Il en existe pour windows, il y a des crayons compatibles pour mac, mais le logiciel permettant de traduire l'écriture manuscrite en caractère pour pc n'est pas compatible...

Merci pour votre aide !


----------



## Moonwalker (9 Février 2009)

IRIS PEN

Je ne connais ce produit que de nom.


----------



## paulfichtre (9 Février 2009)

Merci, en fait ça c'est un stylo scanner.
Ce que je veux c'est ça : http://www.paperium.com/ et je l'ai trouvé !

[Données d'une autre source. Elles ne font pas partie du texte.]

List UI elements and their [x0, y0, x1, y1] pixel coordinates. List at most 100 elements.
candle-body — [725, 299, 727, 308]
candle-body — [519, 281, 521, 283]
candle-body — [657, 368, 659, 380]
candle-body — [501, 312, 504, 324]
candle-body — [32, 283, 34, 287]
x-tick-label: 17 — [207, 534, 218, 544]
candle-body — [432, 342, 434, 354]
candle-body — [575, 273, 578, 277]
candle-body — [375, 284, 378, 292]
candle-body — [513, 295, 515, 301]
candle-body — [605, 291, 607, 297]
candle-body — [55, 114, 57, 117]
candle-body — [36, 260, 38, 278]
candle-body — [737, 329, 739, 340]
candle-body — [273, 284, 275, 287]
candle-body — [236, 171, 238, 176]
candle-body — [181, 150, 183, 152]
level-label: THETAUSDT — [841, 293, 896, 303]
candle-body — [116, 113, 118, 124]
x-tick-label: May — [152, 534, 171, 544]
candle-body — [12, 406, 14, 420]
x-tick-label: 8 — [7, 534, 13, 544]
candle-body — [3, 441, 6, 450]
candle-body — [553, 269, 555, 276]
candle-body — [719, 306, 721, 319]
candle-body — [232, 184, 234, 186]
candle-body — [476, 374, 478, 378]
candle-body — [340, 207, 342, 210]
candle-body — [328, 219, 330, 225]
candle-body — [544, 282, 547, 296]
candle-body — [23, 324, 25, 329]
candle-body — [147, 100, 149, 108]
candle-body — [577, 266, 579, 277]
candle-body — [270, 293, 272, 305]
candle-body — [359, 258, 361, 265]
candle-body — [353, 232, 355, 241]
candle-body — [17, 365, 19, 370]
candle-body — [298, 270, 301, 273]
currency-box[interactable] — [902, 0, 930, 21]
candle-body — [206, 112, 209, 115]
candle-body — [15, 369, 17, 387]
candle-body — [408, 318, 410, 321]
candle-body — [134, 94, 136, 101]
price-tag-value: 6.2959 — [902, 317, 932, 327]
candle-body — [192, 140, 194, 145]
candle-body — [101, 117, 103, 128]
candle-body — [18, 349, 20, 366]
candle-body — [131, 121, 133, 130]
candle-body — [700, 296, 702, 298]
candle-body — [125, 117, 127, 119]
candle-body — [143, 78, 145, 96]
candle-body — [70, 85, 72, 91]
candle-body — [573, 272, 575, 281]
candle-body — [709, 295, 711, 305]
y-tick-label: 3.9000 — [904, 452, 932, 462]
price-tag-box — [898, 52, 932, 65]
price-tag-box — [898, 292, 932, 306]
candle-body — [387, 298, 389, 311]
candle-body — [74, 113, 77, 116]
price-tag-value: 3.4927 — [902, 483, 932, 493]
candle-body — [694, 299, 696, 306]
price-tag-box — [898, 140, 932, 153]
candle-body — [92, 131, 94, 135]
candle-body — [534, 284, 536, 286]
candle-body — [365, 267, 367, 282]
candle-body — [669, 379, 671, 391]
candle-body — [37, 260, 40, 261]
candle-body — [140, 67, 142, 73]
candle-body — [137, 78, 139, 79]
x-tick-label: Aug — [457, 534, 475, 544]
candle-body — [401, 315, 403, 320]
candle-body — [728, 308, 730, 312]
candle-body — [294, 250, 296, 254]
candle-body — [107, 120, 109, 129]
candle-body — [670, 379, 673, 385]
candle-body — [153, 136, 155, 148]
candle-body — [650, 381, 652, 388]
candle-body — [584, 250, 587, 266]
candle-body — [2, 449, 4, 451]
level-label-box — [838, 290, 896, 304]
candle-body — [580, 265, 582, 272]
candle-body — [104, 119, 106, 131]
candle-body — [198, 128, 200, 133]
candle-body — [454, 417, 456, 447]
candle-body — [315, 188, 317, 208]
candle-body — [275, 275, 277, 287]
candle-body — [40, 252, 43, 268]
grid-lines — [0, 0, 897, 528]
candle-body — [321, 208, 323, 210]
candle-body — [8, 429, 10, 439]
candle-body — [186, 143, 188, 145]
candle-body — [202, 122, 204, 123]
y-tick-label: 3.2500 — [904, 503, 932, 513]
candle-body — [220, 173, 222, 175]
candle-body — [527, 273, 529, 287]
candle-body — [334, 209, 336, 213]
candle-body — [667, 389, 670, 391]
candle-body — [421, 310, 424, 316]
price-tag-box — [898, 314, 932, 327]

Donc je ferme le sujet merci !


----------



## Moonwalker (9 Février 2009)

paulfichtre a dit:


> Merci, en fait ça c'est un stylo scanner.
> Ce que je veux c'est ça : http://www.paperium.com/ et je l'ai trouvé !
> 
> Donc je ferme le sujet merci !



Ah Ok. Pour ça j'ai ma tablette Wacom et Ink (inclus dans Mac OS X).


----------



## Boris 41 (9 Février 2009)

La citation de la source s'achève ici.